Russia bans Instagram and Facebook for 'extremism'
Instagram and Facebook have been banned from Russia as the country defined Meta as an 'extremist' organisation. Credit: Belga

On Monday, the American social networks Facebook and Instagram were banned by Russia as the country stated they are carrying out “extremist” activities, the next step of information warfare in its ongoing offensive in Ukraine.

The court said that “social networks run by Meta are banned for extremist activity” in a message on Telegram. The ban will block the social networks from doing business in Russia, and users will no longer have access to the platforms.

Earlier on Monday, Russia’s security services (FSB) demanded an “immediate” ban on Facebook and Instagram, accusing them of activities “directed against Russia and its armed forces.”
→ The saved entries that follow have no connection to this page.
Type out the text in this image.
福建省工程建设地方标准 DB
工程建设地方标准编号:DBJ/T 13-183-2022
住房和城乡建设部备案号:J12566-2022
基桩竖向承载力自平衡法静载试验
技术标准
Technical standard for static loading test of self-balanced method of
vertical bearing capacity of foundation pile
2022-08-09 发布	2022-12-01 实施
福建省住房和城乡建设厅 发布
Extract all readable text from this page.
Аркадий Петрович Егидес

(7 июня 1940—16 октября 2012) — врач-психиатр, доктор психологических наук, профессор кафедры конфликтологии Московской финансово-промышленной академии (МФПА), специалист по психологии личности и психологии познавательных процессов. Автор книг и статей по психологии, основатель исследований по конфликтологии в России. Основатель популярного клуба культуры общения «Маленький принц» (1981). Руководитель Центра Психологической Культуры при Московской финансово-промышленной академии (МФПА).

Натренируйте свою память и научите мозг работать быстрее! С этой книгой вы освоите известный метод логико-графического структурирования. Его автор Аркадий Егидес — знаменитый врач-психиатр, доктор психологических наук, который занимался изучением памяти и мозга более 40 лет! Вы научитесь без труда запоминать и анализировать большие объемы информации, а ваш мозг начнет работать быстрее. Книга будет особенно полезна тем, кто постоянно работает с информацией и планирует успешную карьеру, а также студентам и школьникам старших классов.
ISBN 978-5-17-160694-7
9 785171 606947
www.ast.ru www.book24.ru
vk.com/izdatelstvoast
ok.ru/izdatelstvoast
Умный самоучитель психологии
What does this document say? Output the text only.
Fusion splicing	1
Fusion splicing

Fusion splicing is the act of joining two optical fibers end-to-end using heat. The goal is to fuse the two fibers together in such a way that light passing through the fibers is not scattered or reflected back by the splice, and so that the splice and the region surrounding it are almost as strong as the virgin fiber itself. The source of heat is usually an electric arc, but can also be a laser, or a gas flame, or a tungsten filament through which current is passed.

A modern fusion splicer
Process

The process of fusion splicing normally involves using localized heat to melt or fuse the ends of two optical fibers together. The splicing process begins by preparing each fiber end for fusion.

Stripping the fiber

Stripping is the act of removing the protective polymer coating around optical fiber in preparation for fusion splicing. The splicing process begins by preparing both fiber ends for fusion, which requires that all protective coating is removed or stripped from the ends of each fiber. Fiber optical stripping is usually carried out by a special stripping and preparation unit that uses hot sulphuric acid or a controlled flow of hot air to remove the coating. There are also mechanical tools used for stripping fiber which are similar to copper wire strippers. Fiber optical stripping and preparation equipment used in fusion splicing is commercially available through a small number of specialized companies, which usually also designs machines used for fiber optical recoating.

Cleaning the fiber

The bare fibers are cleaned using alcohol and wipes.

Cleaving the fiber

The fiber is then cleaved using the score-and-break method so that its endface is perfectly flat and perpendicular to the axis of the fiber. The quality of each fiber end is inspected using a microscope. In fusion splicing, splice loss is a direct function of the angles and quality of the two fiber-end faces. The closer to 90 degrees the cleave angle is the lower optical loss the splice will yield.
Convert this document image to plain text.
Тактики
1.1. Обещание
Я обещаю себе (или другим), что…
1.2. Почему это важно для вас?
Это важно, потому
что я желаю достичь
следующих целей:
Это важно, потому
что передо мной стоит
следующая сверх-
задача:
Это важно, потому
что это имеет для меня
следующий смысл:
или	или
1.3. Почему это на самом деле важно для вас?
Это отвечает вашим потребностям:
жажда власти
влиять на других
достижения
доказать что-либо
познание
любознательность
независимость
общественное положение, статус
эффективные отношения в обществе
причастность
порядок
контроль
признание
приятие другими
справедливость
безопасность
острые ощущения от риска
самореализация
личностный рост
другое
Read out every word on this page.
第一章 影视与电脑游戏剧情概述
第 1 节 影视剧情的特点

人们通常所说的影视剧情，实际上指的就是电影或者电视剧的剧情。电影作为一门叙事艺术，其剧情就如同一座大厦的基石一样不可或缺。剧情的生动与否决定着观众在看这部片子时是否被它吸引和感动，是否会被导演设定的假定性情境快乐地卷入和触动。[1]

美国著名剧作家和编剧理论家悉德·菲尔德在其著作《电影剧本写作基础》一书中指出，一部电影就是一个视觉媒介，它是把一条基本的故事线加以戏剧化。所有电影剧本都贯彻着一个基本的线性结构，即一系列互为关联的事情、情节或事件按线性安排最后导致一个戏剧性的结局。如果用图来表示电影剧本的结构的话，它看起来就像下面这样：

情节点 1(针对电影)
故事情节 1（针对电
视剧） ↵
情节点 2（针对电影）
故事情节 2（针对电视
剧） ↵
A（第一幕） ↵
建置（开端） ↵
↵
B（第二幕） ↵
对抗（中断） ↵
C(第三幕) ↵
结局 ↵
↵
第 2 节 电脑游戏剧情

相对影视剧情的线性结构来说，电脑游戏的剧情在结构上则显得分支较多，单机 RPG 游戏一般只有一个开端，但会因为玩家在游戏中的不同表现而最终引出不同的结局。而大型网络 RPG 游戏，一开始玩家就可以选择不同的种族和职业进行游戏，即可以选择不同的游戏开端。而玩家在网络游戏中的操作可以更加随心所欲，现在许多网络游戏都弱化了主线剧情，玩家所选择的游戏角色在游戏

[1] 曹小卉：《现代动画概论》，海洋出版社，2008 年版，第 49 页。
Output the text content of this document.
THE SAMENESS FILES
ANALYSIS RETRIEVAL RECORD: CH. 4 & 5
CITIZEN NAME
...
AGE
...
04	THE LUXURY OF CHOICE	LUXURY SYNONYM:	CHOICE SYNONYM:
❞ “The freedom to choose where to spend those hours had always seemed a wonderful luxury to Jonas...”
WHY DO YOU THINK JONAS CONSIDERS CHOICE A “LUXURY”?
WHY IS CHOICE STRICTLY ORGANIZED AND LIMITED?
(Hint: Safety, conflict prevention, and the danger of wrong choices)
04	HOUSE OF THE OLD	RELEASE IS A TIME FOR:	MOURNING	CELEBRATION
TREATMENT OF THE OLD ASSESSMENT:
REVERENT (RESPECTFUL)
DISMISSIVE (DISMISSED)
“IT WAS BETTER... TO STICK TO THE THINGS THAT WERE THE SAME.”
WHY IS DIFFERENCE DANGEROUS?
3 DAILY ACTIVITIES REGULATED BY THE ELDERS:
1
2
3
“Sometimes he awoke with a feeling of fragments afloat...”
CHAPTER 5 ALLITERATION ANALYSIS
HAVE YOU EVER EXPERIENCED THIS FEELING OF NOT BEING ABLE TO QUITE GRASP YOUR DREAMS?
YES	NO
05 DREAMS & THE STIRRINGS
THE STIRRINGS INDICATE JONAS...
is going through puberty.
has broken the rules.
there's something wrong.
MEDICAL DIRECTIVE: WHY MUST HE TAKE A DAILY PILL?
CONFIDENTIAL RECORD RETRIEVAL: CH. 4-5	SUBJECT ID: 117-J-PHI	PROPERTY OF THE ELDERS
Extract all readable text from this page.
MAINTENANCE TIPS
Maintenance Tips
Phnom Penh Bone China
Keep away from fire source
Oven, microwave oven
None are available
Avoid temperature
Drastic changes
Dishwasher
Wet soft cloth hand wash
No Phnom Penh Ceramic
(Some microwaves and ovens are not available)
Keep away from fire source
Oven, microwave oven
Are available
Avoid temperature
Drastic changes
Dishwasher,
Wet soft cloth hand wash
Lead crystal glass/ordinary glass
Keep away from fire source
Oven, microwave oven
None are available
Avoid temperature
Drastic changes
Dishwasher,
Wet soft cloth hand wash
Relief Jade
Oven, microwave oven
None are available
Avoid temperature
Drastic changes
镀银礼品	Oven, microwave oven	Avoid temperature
Since the beginning of Russia’s invasion of Ukraine, Moscow has strengthened its control of information disseminated on the internet, one of the last spaces for free expression in the country.

Though the court defined Meta as an extremist organisation, only Facebook and Instagram will be affected by the ban, while the messaging application WhatsApp has not been affected by the decision as the court ruled that it was not used as a means of “public dissemination of information.”

Instagram and Facebook, like Twitter, have now been blocked in Russia, where they are virtually inaccessible unless you use a virtual private network (VPN).

Russia has an estimated 71 million Facebook users and over 64 million Instagram users, while WhatsApp is Meta's most used platform in Russia with an estimated 84 million users.

Relaxed rules

Last week, Facebook and Instagram relaxed their rules on violent messages against the Russian army and its leaders, as their new moderation policy allowed users in Ukraine and other eastern European countries to call for violence against Russian soldiers.

The platforms initially allowed posts calling for the death of Russian President Vladimir Putin and Belarusian President Alexander Lukashenko, though it later narrowed its policy with guidance explicitly banning calls for violence against Russian citizens or any heads of state.